Sì, avete letto bene: mentre ero al lavoro. Perchè anche io ho passato 14 giorni di quarantena chiusa in casa, ma poi sono potuta uscire nuovamente, andare al lavoro, al supermercato…

Non ce la fai a non pensarlo: quante persone avrò infettato? Sì, perché per quanto mio marito i primi tempi stesse separato da noi, col mio rientro al lavoro, due nanette di 3 e 4 anni a casa da sole con lui tutto il giorno, bhè, il distanziamento sociale in casa non è stato poi così fattibile. Ma in quale famiglia lo è stato davvero? E noi siamo fortunati, abbiamo una casa abbastanza grande… Specialmente i primi giorni è rimasto confinato in una camera usando il secondo bagno, ma poi…

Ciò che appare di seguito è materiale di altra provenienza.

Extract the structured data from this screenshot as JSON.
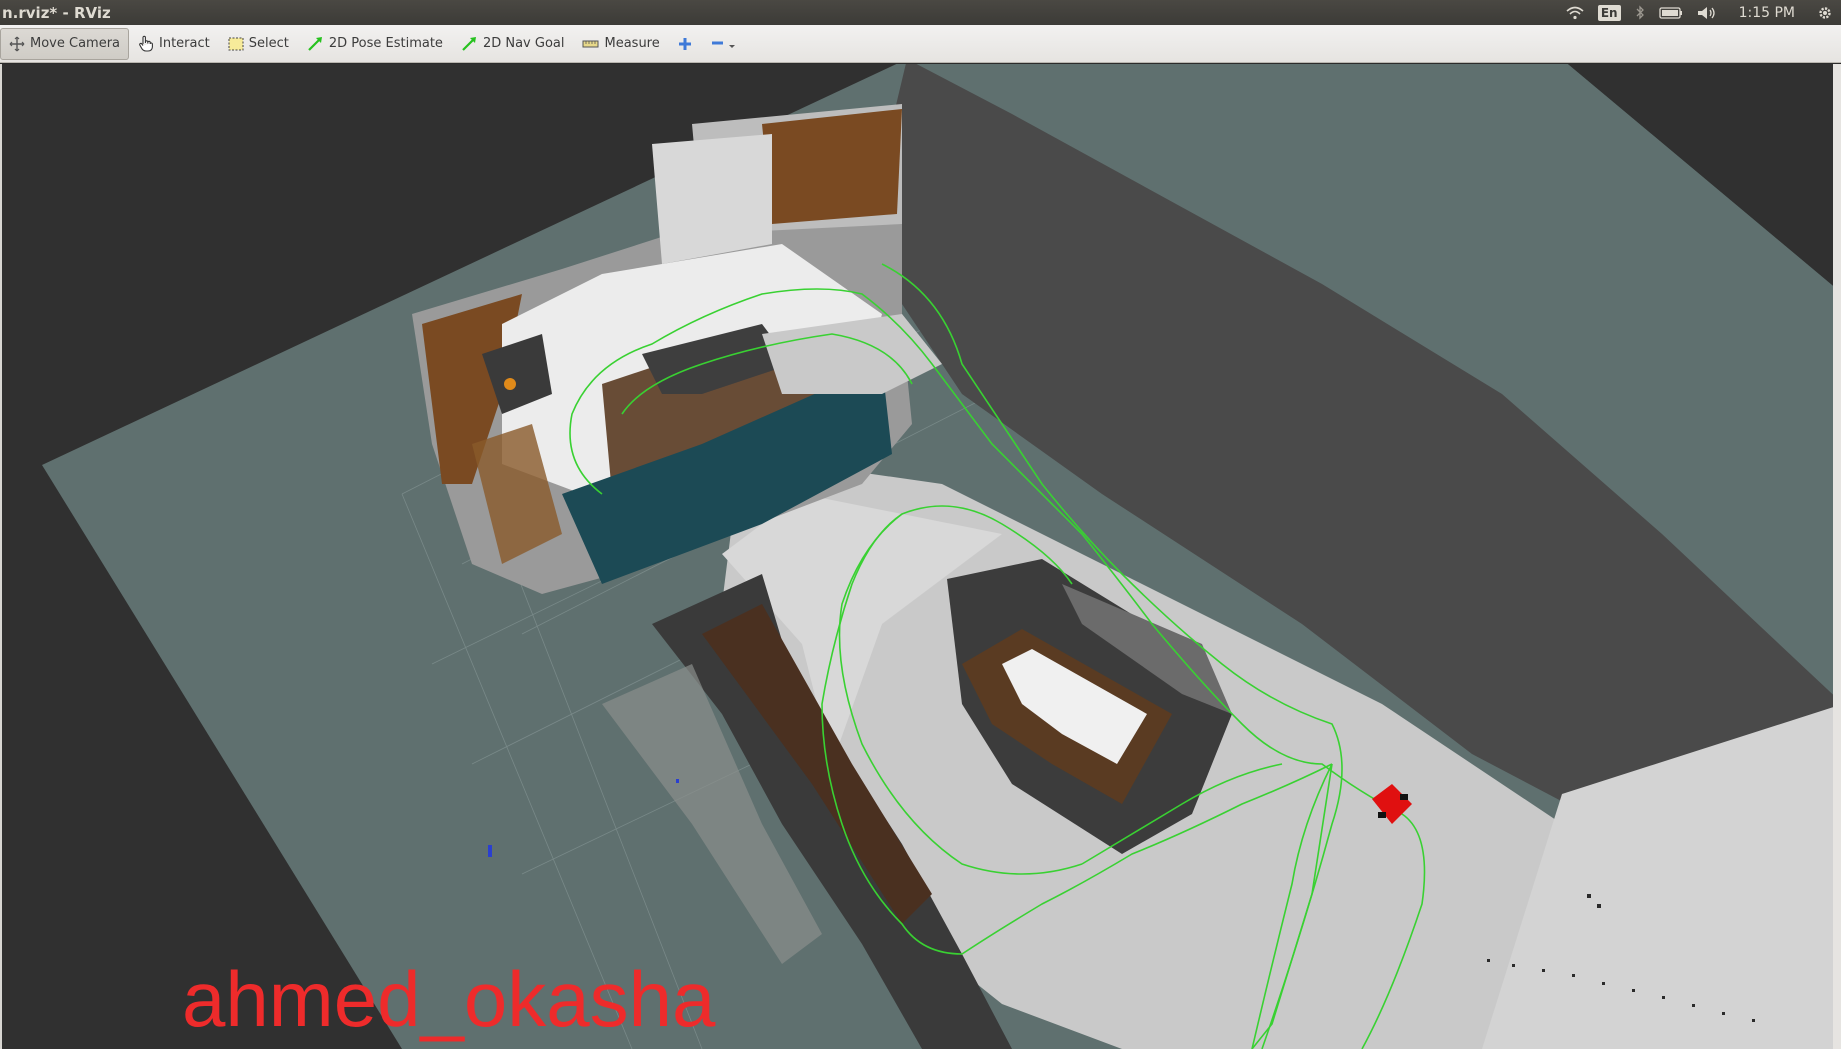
{
  "window": {
    "title": "n.rviz* - RViz"
  },
  "tray": {
    "language": "En",
    "time": "1:15 PM"
  },
  "toolbar": {
    "tools": [
      {
        "label": "Move Camera",
        "icon": "move-camera-icon",
        "active": true
      },
      {
        "label": "Interact",
        "icon": "hand-pointer-icon",
        "active": false
      },
      {
        "label": "Select",
        "icon": "select-box-icon",
        "active": false
      },
      {
        "label": "2D Pose Estimate",
        "icon": "green-arrow-icon",
        "active": false
      },
      {
        "label": "2D Nav Goal",
        "icon": "green-arrow-icon",
        "active": false
      },
      {
        "label": "Measure",
        "icon": "ruler-icon",
        "active": false
      }
    ],
    "add_tool_icon": "plus-icon",
    "remove_tool_icon": "minus-dropdown-icon"
  },
  "viewport": {
    "watermark": "ahmed_okasha",
    "colors": {
      "background": "#303030",
      "ground_plane": "#5f706f",
      "free_space": "#c9c9c9",
      "path": "#39d132",
      "robot": "#e01010",
      "wood": "#7a4a22"
    }
  }
}
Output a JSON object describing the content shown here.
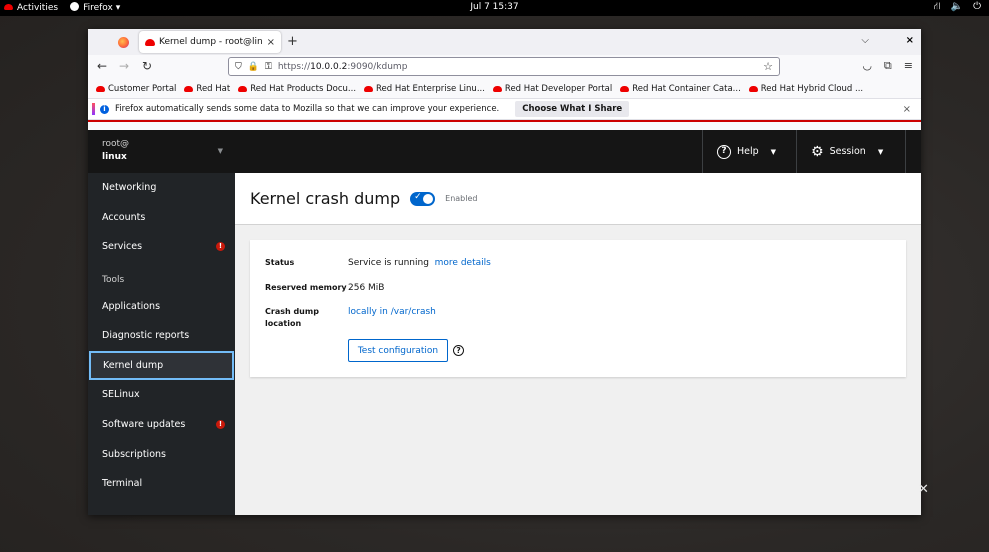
{
  "system_bar": {
    "activities": "Activities",
    "app_menu": "Firefox ▾",
    "clock": "Jul 7  15:37",
    "tray_icons": [
      "network-icon",
      "volume-icon",
      "power-icon"
    ]
  },
  "browser": {
    "tab_title": "Kernel dump - root@linux",
    "tab_close": "×",
    "new_tab": "+",
    "list_all_tabs": "⌵",
    "window_close": "×",
    "url_scheme": "https://",
    "url_host": "10.0.0.2",
    "url_path": ":9090/kdump",
    "bookmarks": [
      "Customer Portal",
      "Red Hat",
      "Red Hat Products Docu...",
      "Red Hat Enterprise Linu...",
      "Red Hat Developer Portal",
      "Red Hat Container Cata...",
      "Red Hat Hybrid Cloud ..."
    ],
    "notification": {
      "text": "Firefox automatically sends some data to Mozilla so that we can improve your experience.",
      "button": "Choose What I Share",
      "close": "×"
    }
  },
  "cockpit": {
    "host": {
      "user": "root@",
      "name": "linux"
    },
    "nav": {
      "networking": "Networking",
      "accounts": "Accounts",
      "services": "Services",
      "tools_header": "Tools",
      "applications": "Applications",
      "diagnostic_reports": "Diagnostic reports",
      "kernel_dump": "Kernel dump",
      "selinux": "SELinux",
      "software_updates": "Software updates",
      "subscriptions": "Subscriptions",
      "terminal": "Terminal"
    },
    "masthead": {
      "help": "Help",
      "session": "Session"
    },
    "page": {
      "title": "Kernel crash dump",
      "toggle_state": "Enabled",
      "status_label": "Status",
      "status_value": "Service is running",
      "status_link": "more details",
      "memory_label": "Reserved memory",
      "memory_value": "256 MiB",
      "location_label": "Crash dump location",
      "location_value": "locally in /var/crash",
      "test_button": "Test configuration"
    }
  },
  "colors": {
    "accent": "#0066cc",
    "sidebar_bg": "#212427",
    "masthead_bg": "#151515",
    "error": "#c9190b"
  }
}
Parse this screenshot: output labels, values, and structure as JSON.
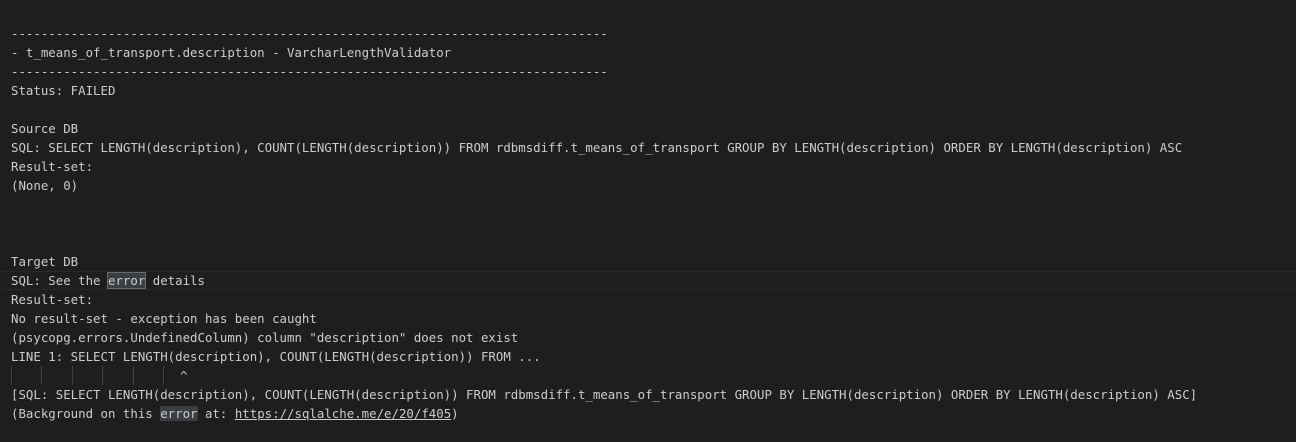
{
  "terminal": {
    "lines": {
      "sep1": "--------------------------------------------------------------------------------",
      "header": "- t_means_of_transport.description - VarcharLengthValidator",
      "sep2": "--------------------------------------------------------------------------------",
      "status": "Status: FAILED",
      "source_title": "Source DB",
      "source_sql": "SQL: SELECT LENGTH(description), COUNT(LENGTH(description)) FROM rdbmsdiff.t_means_of_transport GROUP BY LENGTH(description) ORDER BY LENGTH(description) ASC",
      "source_result_label": "Result-set:",
      "source_result": "(None, 0)",
      "target_title": "Target DB",
      "target_sql_prefix": "SQL: See the ",
      "target_sql_error_word": "error",
      "target_sql_suffix": " details",
      "target_result_label": "Result-set:",
      "no_result": "No result-set - exception has been caught",
      "psycopg_error": "(psycopg.errors.UndefinedColumn) column \"description\" does not exist",
      "line1": "LINE 1: SELECT LENGTH(description), COUNT(LENGTH(description)) FROM ...",
      "caret": "^",
      "sql_bracket": "[SQL: SELECT LENGTH(description), COUNT(LENGTH(description)) FROM rdbmsdiff.t_means_of_transport GROUP BY LENGTH(description) ORDER BY LENGTH(description) ASC]",
      "background_prefix": "(Background on this ",
      "background_error_word": "error",
      "background_middle": " at: ",
      "background_link": "https://sqlalche.me/e/20/f405",
      "background_suffix": ")"
    }
  }
}
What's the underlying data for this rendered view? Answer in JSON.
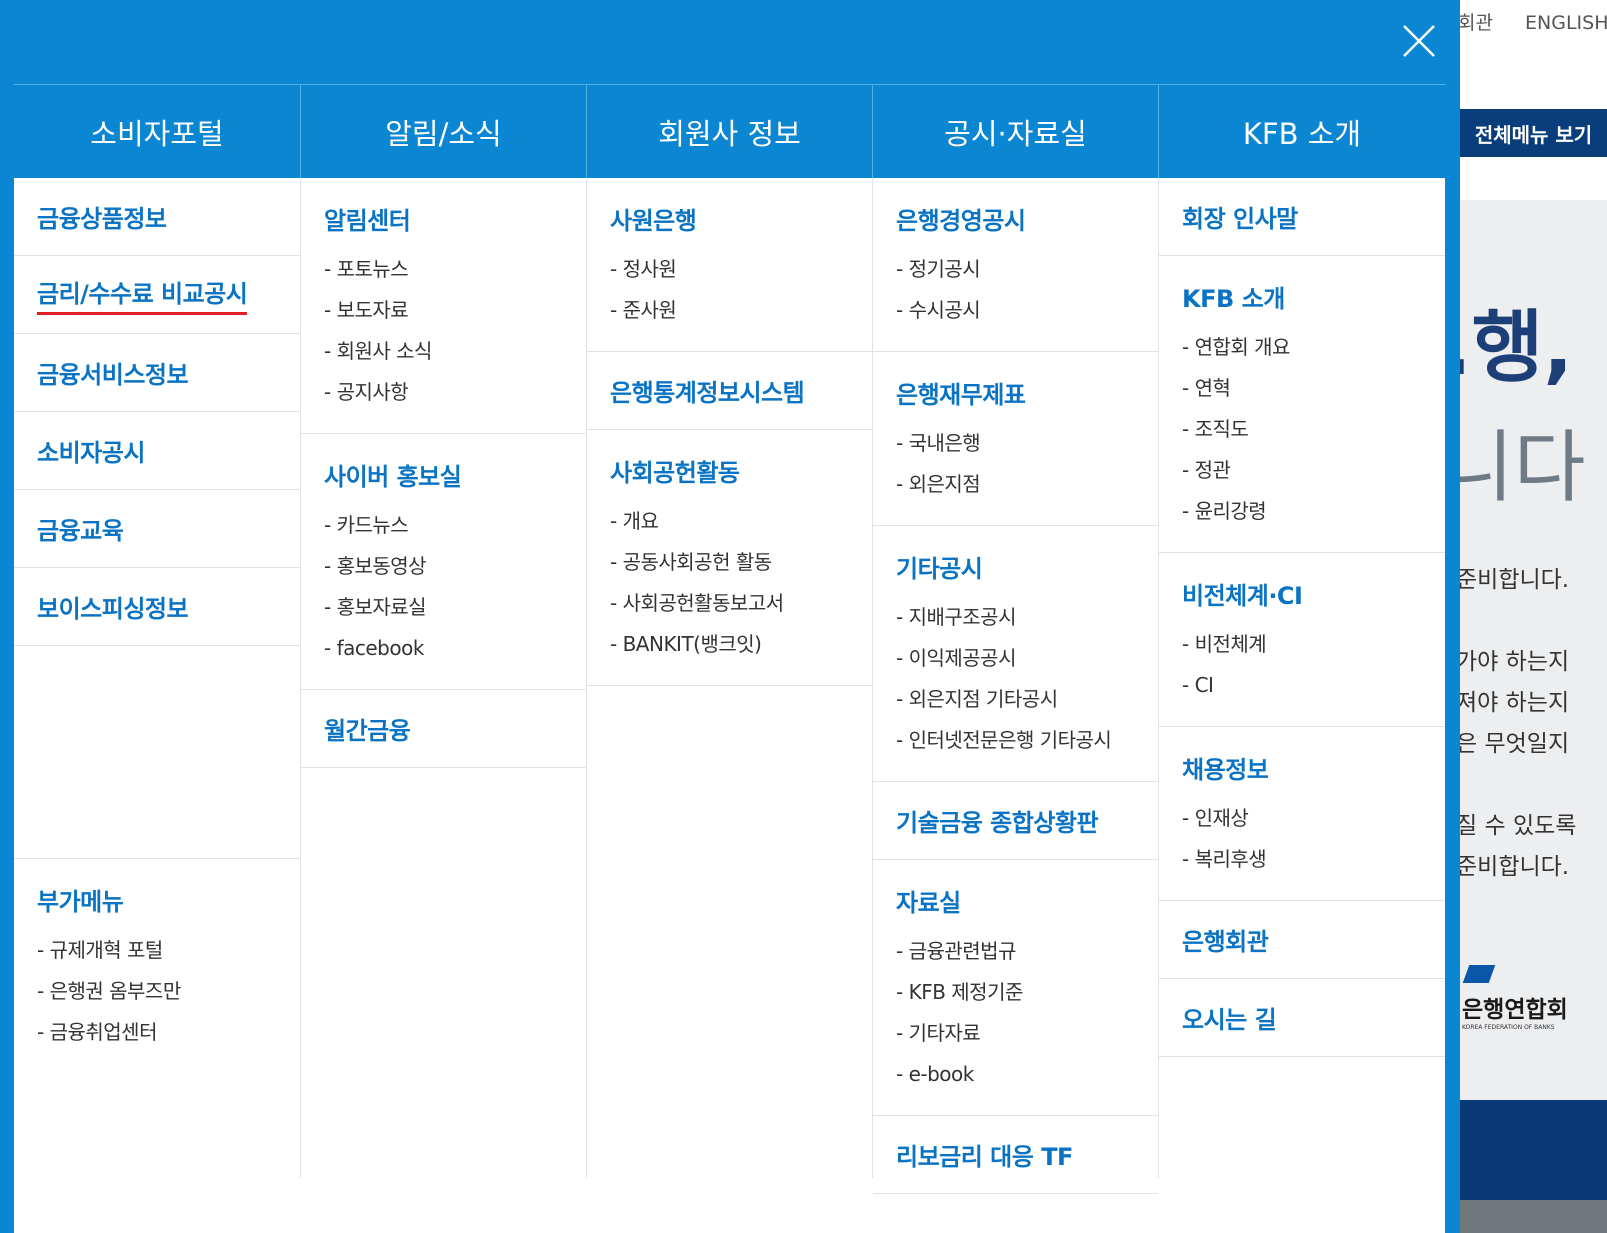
{
  "top_links": [
    "회관",
    "ENGLISH"
  ],
  "all_menu_label": "전체메뉴 보기",
  "hero": {
    "big1": ".행,",
    "big2": "니다",
    "lines": [
      "준비합니다.",
      "가야 하는지",
      "져야 하는지",
      "은 무엇일지",
      "질 수 있도록",
      "준비합니다."
    ],
    "logo": "은행연합회",
    "logo_sub": "KOREA FEDERATION OF BANKS"
  },
  "colors": {
    "overlay": "#0a86d2",
    "link": "#0a73c4",
    "active_underline": "#e21f26",
    "dark_nav": "#0a3d7c"
  },
  "icons": {
    "close": "close-icon"
  },
  "columns": [
    {
      "title": "소비자포털",
      "groups": [
        {
          "title": "금융상품정보",
          "items": []
        },
        {
          "title": "금리/수수료 비교공시",
          "items": [],
          "active": true
        },
        {
          "title": "금융서비스정보",
          "items": []
        },
        {
          "title": "소비자공시",
          "items": []
        },
        {
          "title": "금융교육",
          "items": []
        },
        {
          "title": "보이스피싱정보",
          "items": []
        }
      ],
      "extra": {
        "title": "부가메뉴",
        "items": [
          "- 규제개혁 포털",
          "- 은행권 옴부즈만",
          "- 금융취업센터"
        ]
      }
    },
    {
      "title": "알림/소식",
      "groups": [
        {
          "title": "알림센터",
          "items": [
            "- 포토뉴스",
            "- 보도자료",
            "- 회원사 소식",
            "- 공지사항"
          ]
        },
        {
          "title": "사이버 홍보실",
          "items": [
            "- 카드뉴스",
            "- 홍보동영상",
            "- 홍보자료실",
            "- facebook"
          ]
        },
        {
          "title": "월간금융",
          "items": []
        }
      ]
    },
    {
      "title": "회원사 정보",
      "groups": [
        {
          "title": "사원은행",
          "items": [
            "- 정사원",
            "- 준사원"
          ]
        },
        {
          "title": "은행통계정보시스템",
          "items": []
        },
        {
          "title": "사회공헌활동",
          "items": [
            "- 개요",
            "- 공동사회공헌 활동",
            "- 사회공헌활동보고서",
            "- BANKIT(뱅크잇)"
          ]
        }
      ]
    },
    {
      "title": "공시·자료실",
      "groups": [
        {
          "title": "은행경영공시",
          "items": [
            "- 정기공시",
            "- 수시공시"
          ]
        },
        {
          "title": "은행재무제표",
          "items": [
            "- 국내은행",
            "- 외은지점"
          ]
        },
        {
          "title": "기타공시",
          "items": [
            "- 지배구조공시",
            "- 이익제공공시",
            "- 외은지점 기타공시",
            "- 인터넷전문은행 기타공시"
          ]
        },
        {
          "title": "기술금융 종합상황판",
          "items": []
        },
        {
          "title": "자료실",
          "items": [
            "- 금융관련법규",
            "- KFB 제정기준",
            "- 기타자료",
            "- e-book"
          ]
        },
        {
          "title": "리보금리 대응 TF",
          "items": []
        }
      ]
    },
    {
      "title": "KFB 소개",
      "groups": [
        {
          "title": "회장 인사말",
          "items": []
        },
        {
          "title": "KFB 소개",
          "items": [
            "- 연합회 개요",
            "- 연혁",
            "- 조직도",
            "- 정관",
            "- 윤리강령"
          ]
        },
        {
          "title": "비전체계·CI",
          "items": [
            "- 비전체계",
            "- CI"
          ]
        },
        {
          "title": "채용정보",
          "items": [
            "- 인재상",
            "- 복리후생"
          ]
        },
        {
          "title": "은행회관",
          "items": []
        },
        {
          "title": "오시는 길",
          "items": []
        }
      ]
    }
  ]
}
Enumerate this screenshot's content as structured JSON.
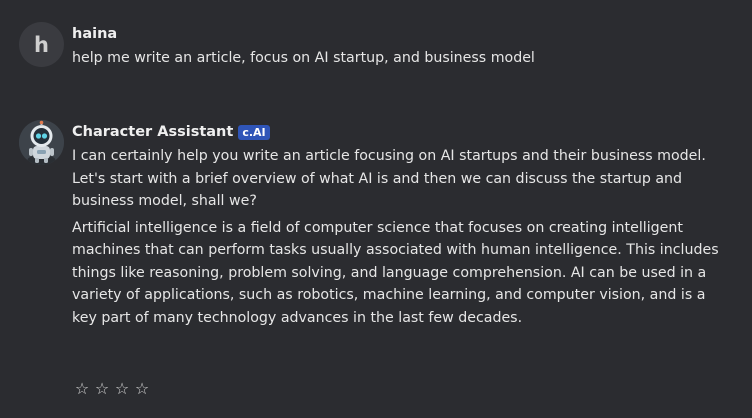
{
  "user_message": {
    "avatar_letter": "h",
    "author": "haina",
    "text": "help me write an article,  focus on AI startup, and business model"
  },
  "bot_message": {
    "author": "Character Assistant",
    "badge": "c.AI",
    "paragraph_1": "I can certainly help you write an article focusing on AI startups and their business model. Let's start with a brief overview of what AI is and then we can discuss the startup and business model, shall we?",
    "paragraph_2": "Artificial intelligence is a field of computer science that focuses on creating intelligent machines that can perform tasks usually associated with human intelligence. This includes things like reasoning, problem solving, and language comprehension. AI can be used in a variety of applications, such as robotics, machine learning, and computer vision, and is a key part of many technology advances in the last few decades."
  },
  "rating": {
    "star_glyph": "☆",
    "stars": 4
  },
  "colors": {
    "background": "#2b2c30",
    "badge": "#2f55b8",
    "text": "#e6e6e6"
  }
}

Sarò stata asintomatica? I due giorni di febbre e mal di testa il giorno della festa della donna erano un regalo del Covid? Per quanto sarò stata contagiosa?

Non lo sapremo mai, credo… Ma di certo ho capito perché il contagio non si è arrestato subito. Chissà in quanti altri come me hanno vagato, quante volte al vostro fianco in cassa al supermercato, in coda alle poste, c’era una famigliare di un malato senza tampone positivo che lo attestasse.

Photo by Nandhu Kumar on Pexels.com

E comunque la fase 2 è iniziata, ma non per noi… La nostra fase 1 più serrata è appena iniziata, e chissà quando finirà…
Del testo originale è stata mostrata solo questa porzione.